Pensé que la cólera divina iba a fulminarme en seco por tamaño atrevimiento y descortesía, pero no pasó nada, el sol seguía brillando en el cielo y la vida continuaba su curso. Pedro mantenía su sonrisa, ligeramente sorprendido ante mi actitud.
—Le mandaré una postal desde el Museo de Ciencias.
—¿Te gustaría que estuviera aquí contigo?
—Basta ya de hablar de David —dije soltando las tenazas— Ahora lo que corre prisa es encontrar un paraguas para Julián. Tengo la ligera impresión de que si hoy lo defraudas, convertirá tu película en confeti.
Pedro se rió a carcajadas, de tal manera que toda la gente que había a nuestro alrededor se quedé mirándolo. Una morena preciosa se detuvo ante el puesto y fingió estar interesada en las herramientas solo para poder fijarse mejor en él. Pero, antes de que pudiera tomar la iniciativa jugando a pedir consejo, tomé posesivamente el brazo de Pedro y enarqué una ceja mirándola con una expresión que decía bien a las claras: «Desaparece inmediatamente de mi vista». Ella me contestó encogiéndose de hombros y lanzándome a su vez otra mirada que quería decir: «No puedes condenarme por haberlo intentado». Recuperé el mando de la situación y, ante el silencio de Pedro, pregunté:
—¿Tengo razón o… O tengo razón?
—Sin duda —repuso él con una sonrisa—. Julián es un artista y tiene mucho temperamento, se puede esperar cualquier cosa de él.

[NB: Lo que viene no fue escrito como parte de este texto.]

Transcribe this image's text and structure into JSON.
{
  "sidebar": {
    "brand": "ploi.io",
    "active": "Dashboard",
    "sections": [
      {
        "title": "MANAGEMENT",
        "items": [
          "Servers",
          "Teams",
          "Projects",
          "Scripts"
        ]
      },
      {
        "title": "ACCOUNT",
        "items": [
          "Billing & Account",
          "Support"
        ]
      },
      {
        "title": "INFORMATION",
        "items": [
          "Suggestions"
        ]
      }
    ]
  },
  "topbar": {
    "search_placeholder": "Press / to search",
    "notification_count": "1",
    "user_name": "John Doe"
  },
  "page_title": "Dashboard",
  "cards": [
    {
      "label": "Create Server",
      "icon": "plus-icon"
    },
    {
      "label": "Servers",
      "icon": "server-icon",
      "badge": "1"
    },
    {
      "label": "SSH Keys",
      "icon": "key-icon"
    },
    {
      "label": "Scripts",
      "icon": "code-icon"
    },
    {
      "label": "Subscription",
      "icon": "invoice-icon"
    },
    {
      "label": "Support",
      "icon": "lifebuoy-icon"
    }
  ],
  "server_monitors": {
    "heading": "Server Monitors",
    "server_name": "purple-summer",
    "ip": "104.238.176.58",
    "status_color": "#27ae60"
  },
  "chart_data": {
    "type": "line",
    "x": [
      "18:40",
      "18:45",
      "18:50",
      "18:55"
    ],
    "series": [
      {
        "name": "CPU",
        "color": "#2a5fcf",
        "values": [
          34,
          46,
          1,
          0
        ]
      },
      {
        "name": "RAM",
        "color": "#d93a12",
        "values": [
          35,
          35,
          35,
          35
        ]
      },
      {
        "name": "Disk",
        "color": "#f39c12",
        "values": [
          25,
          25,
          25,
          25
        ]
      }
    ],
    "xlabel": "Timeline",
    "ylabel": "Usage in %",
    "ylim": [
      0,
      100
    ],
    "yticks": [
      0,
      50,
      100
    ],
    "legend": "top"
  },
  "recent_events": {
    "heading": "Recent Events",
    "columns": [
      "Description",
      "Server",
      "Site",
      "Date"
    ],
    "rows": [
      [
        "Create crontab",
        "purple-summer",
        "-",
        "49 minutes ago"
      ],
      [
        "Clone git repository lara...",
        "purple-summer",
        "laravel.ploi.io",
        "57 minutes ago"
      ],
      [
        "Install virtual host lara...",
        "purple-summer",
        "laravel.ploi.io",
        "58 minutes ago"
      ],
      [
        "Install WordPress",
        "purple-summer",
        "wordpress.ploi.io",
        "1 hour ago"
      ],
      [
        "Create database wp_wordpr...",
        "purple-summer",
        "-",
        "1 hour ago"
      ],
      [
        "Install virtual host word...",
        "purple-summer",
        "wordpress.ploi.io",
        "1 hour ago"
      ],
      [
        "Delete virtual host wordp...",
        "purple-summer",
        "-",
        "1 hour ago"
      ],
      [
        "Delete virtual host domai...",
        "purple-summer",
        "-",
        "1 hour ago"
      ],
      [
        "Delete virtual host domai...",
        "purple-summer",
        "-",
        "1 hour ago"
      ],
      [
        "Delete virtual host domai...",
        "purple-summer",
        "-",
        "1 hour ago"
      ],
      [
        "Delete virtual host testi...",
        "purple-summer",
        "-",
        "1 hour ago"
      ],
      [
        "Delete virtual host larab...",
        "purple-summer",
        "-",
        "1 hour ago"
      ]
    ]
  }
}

—Tonterías. Su trabajo depende de los viajes que tú haces a lomos de un elefante, espantando mosquitos tan grandes como murciélagos.
—Murciélagos pequeños —puntualizó él, soltándome el brazo para ponerla mano en la parte trasera de mi cintura con el fin de empujarme graciosamente a través del gentío.
En cuanto llegamos a la tienda de paraguas, volvió a tomarme del brazo para entrar juntos. Todavía sonreía, pero algo en su mirada me decía que tenía la mente puesta en otro sitio.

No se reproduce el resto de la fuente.